Dass Vermes den vermeintlich aufgeklärten Leser auf den ersten gut 200 Seiten so aber geschickt an der Nase herumgeführt hat, merkt der erst in der zweiten Hälfte des Romans. Dann nämlich und besonders im letzten Viertel kippt die bis dahin eher seicht unterhaltende Hitler-Comedy allmählich, aber unaufhaltsam: Hitlers Plan, an der Spitze einer nationalen Bewegung erneut die Geschicke des deutschen Volkes zu lenken, tritt nun in den Vordergrund. Dabei liegt der Fokus der Darstellung nicht mehr auf Hitler selbst, sondern auf der ihn umgebenden Gesellschaft.
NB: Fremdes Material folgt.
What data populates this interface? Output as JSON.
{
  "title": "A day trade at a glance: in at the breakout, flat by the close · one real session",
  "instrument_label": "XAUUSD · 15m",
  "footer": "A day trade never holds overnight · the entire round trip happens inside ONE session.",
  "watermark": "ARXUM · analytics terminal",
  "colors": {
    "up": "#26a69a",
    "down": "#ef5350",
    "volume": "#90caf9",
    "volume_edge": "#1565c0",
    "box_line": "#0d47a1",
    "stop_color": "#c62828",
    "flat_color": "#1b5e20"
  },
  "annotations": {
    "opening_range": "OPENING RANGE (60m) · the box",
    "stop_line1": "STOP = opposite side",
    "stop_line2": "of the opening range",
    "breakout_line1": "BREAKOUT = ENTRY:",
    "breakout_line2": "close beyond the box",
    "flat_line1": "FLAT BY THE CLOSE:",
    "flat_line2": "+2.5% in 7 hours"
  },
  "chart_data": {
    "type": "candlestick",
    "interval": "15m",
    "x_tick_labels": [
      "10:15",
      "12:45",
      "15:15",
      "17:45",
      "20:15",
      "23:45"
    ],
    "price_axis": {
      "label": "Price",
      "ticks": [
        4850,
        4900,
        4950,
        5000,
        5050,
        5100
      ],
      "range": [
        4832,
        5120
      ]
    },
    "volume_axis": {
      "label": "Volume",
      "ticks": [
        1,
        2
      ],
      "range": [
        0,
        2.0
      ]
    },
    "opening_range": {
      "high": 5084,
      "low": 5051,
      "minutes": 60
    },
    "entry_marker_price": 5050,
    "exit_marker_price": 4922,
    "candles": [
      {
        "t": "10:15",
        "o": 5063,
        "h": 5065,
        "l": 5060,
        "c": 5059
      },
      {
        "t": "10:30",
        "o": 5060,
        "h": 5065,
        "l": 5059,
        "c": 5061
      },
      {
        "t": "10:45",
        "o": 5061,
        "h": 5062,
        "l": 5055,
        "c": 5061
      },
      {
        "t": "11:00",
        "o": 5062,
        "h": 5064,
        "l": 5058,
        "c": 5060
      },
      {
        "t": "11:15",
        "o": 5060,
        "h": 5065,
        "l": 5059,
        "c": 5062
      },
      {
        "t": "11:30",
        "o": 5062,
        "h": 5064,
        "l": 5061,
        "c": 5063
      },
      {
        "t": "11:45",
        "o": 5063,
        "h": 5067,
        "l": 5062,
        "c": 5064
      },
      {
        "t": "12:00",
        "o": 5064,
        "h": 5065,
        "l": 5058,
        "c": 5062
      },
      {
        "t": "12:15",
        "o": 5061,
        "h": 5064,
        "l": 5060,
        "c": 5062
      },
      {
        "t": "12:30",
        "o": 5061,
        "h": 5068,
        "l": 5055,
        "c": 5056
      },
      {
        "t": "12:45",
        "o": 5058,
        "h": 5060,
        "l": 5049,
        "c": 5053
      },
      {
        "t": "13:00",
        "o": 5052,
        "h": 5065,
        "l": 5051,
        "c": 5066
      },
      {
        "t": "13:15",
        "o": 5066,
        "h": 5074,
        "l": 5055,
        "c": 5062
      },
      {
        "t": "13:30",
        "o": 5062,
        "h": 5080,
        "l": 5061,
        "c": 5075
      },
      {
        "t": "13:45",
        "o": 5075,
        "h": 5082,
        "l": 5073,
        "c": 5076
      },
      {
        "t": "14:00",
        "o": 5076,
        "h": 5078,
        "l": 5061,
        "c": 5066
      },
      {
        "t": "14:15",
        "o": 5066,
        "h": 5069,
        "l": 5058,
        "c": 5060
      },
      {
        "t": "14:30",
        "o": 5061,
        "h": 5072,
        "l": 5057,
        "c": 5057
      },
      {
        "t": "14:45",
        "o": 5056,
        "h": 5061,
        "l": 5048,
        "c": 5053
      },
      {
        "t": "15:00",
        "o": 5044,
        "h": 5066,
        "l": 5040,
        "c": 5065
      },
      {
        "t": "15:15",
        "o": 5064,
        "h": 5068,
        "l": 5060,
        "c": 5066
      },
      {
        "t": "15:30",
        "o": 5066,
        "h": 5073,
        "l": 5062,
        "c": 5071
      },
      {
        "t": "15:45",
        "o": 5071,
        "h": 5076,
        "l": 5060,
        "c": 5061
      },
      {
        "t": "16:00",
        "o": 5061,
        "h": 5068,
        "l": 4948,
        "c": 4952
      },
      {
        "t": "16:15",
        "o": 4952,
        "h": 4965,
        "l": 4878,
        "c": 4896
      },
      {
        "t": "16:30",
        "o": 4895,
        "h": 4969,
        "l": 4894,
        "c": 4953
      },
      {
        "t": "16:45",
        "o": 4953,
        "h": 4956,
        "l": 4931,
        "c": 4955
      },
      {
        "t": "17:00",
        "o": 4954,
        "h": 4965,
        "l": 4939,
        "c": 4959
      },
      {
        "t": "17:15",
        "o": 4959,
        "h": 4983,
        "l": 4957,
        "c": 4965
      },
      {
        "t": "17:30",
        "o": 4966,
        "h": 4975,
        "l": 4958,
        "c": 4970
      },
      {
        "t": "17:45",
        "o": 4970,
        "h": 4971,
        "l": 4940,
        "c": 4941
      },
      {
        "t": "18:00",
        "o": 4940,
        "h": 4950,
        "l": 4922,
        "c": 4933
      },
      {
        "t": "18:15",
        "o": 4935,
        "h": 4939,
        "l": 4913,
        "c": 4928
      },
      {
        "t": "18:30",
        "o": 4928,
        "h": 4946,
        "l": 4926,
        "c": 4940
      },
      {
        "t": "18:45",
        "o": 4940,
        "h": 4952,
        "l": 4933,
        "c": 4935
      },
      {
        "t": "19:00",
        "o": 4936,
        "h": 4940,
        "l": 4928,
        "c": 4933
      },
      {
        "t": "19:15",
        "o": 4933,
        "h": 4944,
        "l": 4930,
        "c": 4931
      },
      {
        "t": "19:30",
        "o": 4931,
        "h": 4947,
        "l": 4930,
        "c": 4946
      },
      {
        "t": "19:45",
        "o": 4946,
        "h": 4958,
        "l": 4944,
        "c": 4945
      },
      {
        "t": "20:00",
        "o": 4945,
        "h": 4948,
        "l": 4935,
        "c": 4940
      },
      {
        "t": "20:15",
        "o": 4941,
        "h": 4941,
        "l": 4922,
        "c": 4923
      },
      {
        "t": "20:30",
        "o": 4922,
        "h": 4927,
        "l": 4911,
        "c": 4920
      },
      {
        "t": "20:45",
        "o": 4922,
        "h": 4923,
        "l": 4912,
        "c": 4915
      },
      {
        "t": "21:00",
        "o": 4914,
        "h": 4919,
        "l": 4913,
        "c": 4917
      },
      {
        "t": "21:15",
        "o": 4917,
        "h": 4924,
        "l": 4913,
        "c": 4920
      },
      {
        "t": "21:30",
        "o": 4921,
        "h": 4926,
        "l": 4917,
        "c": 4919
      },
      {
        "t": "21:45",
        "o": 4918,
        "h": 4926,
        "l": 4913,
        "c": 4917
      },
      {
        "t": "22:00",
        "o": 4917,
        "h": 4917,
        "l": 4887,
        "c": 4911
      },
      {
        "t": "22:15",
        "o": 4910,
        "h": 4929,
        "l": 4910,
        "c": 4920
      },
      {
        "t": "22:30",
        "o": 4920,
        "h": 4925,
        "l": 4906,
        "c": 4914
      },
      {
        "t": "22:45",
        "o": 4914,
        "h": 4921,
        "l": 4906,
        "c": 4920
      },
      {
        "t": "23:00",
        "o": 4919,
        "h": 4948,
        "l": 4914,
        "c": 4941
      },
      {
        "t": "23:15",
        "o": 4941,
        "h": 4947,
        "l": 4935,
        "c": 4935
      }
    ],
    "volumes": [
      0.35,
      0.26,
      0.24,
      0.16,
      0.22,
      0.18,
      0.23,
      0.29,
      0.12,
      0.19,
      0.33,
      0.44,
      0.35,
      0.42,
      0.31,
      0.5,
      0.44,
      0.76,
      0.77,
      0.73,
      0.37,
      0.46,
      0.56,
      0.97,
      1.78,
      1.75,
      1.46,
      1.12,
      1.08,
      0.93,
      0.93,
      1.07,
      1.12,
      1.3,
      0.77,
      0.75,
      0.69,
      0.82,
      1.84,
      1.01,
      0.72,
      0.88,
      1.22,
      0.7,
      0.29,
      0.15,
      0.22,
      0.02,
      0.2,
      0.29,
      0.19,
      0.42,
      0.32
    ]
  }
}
Dadurch gewinnt der Roman merklich an erzählerischer Dichte, sodass dem Leser das eben noch schallende Lachen jetzt im Halse stecken bleibt: Dieser Cameo-Hitler politisiert selbst die Unpolitischsten; er studiert seine Gegner akribisch, wartet geduldig ab und hebelt sie zum rechten Zeitpunkt mühelos argumentativ aus. Alles, was dann noch nicht passt, wird mühelos frontbegradigt und auf seine groß(deutsch)en Pläne hin ausgerichtet. Man möchte nicht allzu viel verraten, aber neben Bild-Zeitung und NPD bringt Hitler so einmal mehr breite Teile von Gesellschaft und Politik hinter sich und macht sich selbst zum Stauffenberg der deutschen Gesellschaft.

Welche Erkenntnis aber bleibt nach der Lektüre von Er ist wieder da? Die Frage danach, ob man über Hitler lachen darf, kann, soll oder muss, stellt sich hier nicht. Die nicht immer treffsicheren Zoten in der ersten Buchhälfte wissen niederschwellig zu gefallen, das heißt, wenn man lacht, lacht man mit Hitler, über ihn, seinetwegen, ihm zum Trotz und manchmal auch gar nicht. Lang- und Kurzweil haben hier aber stets Methode und bilden den Nährboden für die zweite Hälfte. Diese ist pechschwarz und weckt die diffuse aber tiefgehende Befürchtung, dass alles (non-)fiktionale Erzählen über Hitler kaum einen ausreichenden Schutz gegenüber charismatischer Herrschaft darstellt. Am Ende bleibt Unbehagen. Wichtig ist aber auch: Die 19,33€ (sic!) sind gut angelegt, denn… und das wird man ja wohl noch sagen dürfen… es war nicht alles schlecht.

Über den Autor
Timur Vermes wurde 1967 in Nürnberg geboren und studierte Geschichte und Politik in Erlangen, bis er sich dem Journalismus zuwandte. Nach seiner Arbeit für verschiedene Zeitungen und Magazine veröffentlicht er seit 2009 als Ghostwriter mehrere Bücher. Er ist wieder da ist sein Romandebüt unter seinem bürgerlichen Namen und 2012 im Eichborn Verlag erschienen.